The museum’s collection shows the development of various modes of transport from the ancient time to the present . It starts with a model showing the engineering system employed by the Ancient Egyptians to transport a 60 tons statue, on wooden sleds and pulled over the sand by four teams of 44 workers. The display also shows the simple transportation methods which depend on manpower and animal power.
In the railway section, the museum has a good collection of models, which illustrate the early development of railways, including the first engine made in by William Murdoch in 1781 the first steam locomotive to ever run in England. Robert Stephenson was contracted to build the first railway in the Ottoman empire in Africa and the Middle East which is Egypt’s first standard gauge railway between Alexandria on the Mediterranean coast and Kafr el-Zayyat on the Rosetta branch of the Nile, opened in 1854. The Khedive steam locomotive is the most extravagant piece built by the Robert Stephenson in 1862 for the use of Khedive, Saiid Pasha and is one of the key exhibits of the museum.
The museum collection also contains a large group of models of old locomotives used by the khedives and kings of Egypt, to modern locomotives, which shows the progress from the steam locomotives to the latest electrical diesel ones.

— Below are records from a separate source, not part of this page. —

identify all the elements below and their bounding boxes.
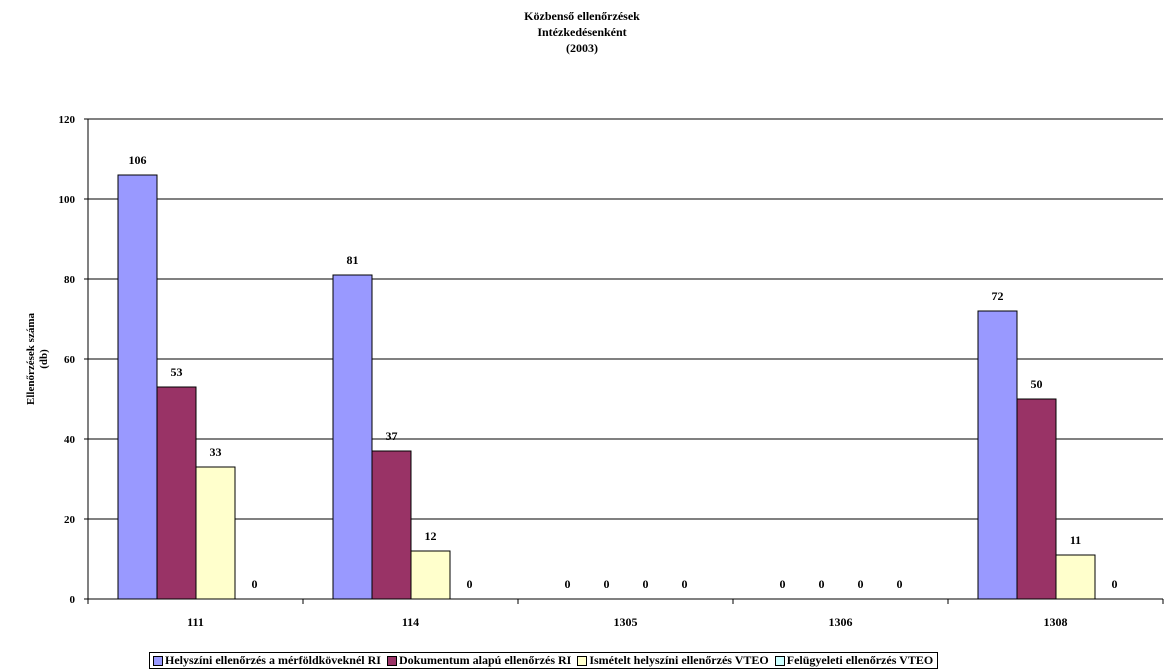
data-label: 106 — [129, 153, 147, 167]
y-axis-label-line-2: (db) — [38, 349, 50, 369]
data-label: 0 — [643, 577, 649, 591]
gridlines — [88, 118, 1163, 520]
data-label: 81 — [347, 253, 359, 267]
data-label: 33 — [210, 445, 222, 459]
data-label: 0 — [682, 577, 688, 591]
y-tick-label: 40 — [64, 434, 76, 446]
legend: Helyszíni ellenőrzés a mérföldköveknél R… — [149, 652, 939, 669]
data-labels: 106 81 0 0 72 53 37 0 0 50 33 12 0 0 11 0 0 0 0 0 — [129, 153, 1118, 591]
chart-title: Közbenső ellenőrzések Intézkedésenként (… — [0, 8, 1164, 56]
y-axis-label-line-1: Ellenőrzések száma — [25, 313, 37, 405]
y-tick-label: 120 — [59, 114, 76, 126]
data-label: 0 — [252, 577, 258, 591]
data-label: 12 — [425, 529, 437, 543]
legend-swatch — [386, 655, 397, 666]
bar — [1016, 398, 1057, 600]
legend-label: Helyszíni ellenőrzés a mérföldköveknél R… — [165, 653, 381, 667]
y-tick-label: 80 — [64, 274, 76, 286]
data-label: 50 — [1031, 377, 1043, 391]
legend-item: Ismételt helyszíni ellenőrzés VTEO — [577, 653, 769, 668]
bar — [332, 274, 373, 600]
x-tick-label: 1306 — [829, 615, 853, 629]
legend-label: Dokumentum alapú ellenőrzés RI — [398, 653, 572, 667]
data-label: 37 — [386, 429, 398, 443]
legend-swatch — [577, 655, 588, 666]
y-tick-label: 60 — [64, 354, 76, 366]
data-label: 72 — [992, 289, 1004, 303]
bars — [117, 174, 1096, 600]
chart-title-line-3: (2003) — [566, 41, 598, 55]
y-tick-label: 100 — [59, 194, 76, 206]
legend-item: Dokumentum alapú ellenőrzés RI — [386, 653, 572, 668]
data-label: 0 — [604, 577, 610, 591]
data-label: 0 — [780, 577, 786, 591]
data-label: 0 — [897, 577, 903, 591]
legend-item: Helyszíni ellenőrzés a mérföldköveknél R… — [153, 653, 381, 668]
bar — [156, 386, 197, 600]
legend-swatch — [774, 655, 785, 666]
data-label: 0 — [819, 577, 825, 591]
legend-label: Felügyeleti ellenőrzés VTEO — [786, 653, 934, 667]
chart-title-line-2: Intézkedésenként — [537, 25, 627, 39]
legend-item: Felügyeleti ellenőrzés VTEO — [774, 653, 934, 668]
legend-label: Ismételt helyszíni ellenőrzés VTEO — [589, 653, 769, 667]
bar — [1055, 554, 1096, 600]
bar — [977, 310, 1018, 600]
chart-title-line-1: Közbenső ellenőrzések — [524, 9, 640, 23]
x-tick-label: 114 — [402, 615, 419, 629]
x-tick-label: 111 — [187, 615, 204, 629]
data-label: 11 — [1070, 533, 1081, 547]
data-label: 0 — [565, 577, 571, 591]
legend-swatch — [153, 655, 163, 666]
axes — [84, 118, 1164, 604]
data-label: 53 — [171, 365, 183, 379]
bar — [371, 450, 412, 600]
data-label: 0 — [467, 577, 473, 591]
y-tick-label: 0 — [70, 594, 76, 606]
bar — [117, 174, 158, 600]
data-label: 0 — [858, 577, 864, 591]
x-tick-label: 1308 — [1044, 615, 1068, 629]
bar — [410, 550, 451, 600]
bar — [195, 466, 236, 600]
data-label: 0 — [1112, 577, 1118, 591]
x-tick-label: 1305 — [614, 615, 638, 629]
y-tick-label: 20 — [64, 514, 76, 526]
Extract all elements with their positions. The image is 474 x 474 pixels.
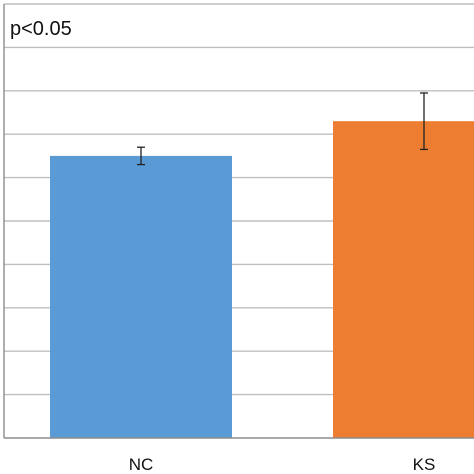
x-tick-label-nc: NC: [129, 455, 154, 474]
x-tick-label-ks: KS: [413, 455, 436, 474]
bar-nc: [50, 155, 232, 438]
significance-annotation: p<0.05: [10, 18, 72, 40]
bar-ks: [333, 121, 474, 439]
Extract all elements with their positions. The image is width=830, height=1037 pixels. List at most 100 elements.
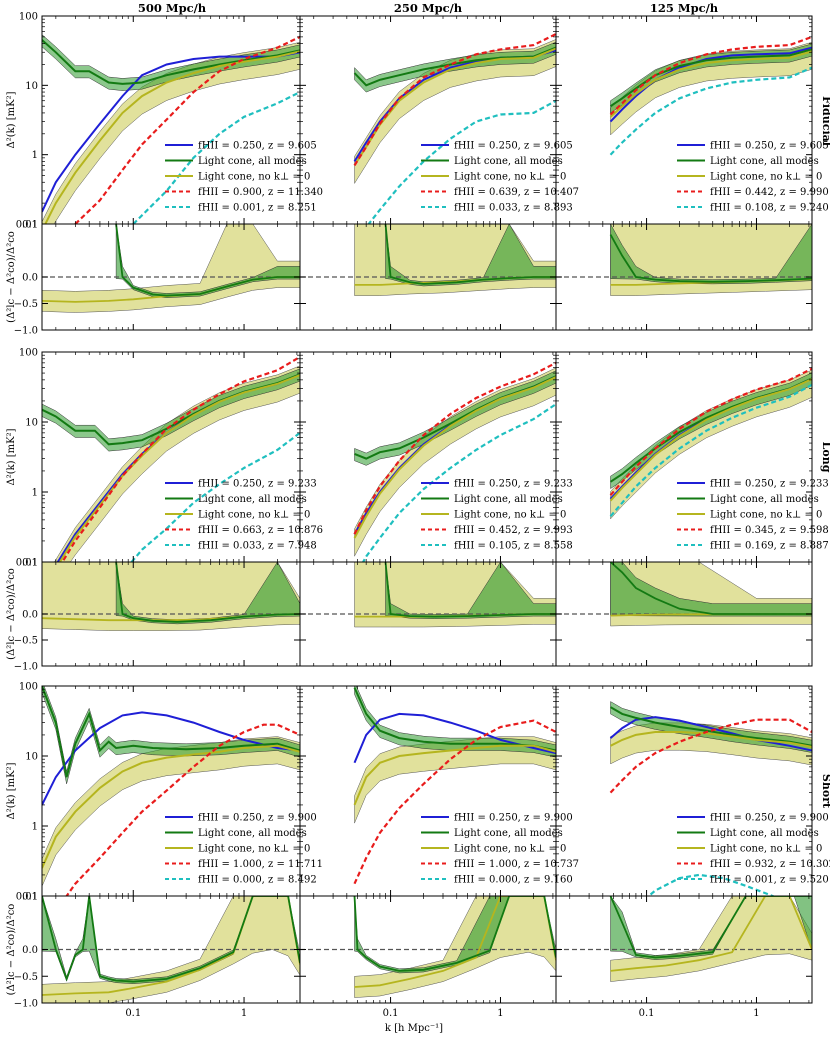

The museum displays a variety of old and new signaling devices which explain how the locomotives were first manually operated before becoming automated. There is also a section displaying models of train station buildings in cities such as Alexandria, Tanta and other parts of Egypt, alongside models and photographs of fixed and swing bridges.
The museum houses a small archival library which is open to researchers and the general public. The library contains various important historic archives related to the railways in Egypt and abroad.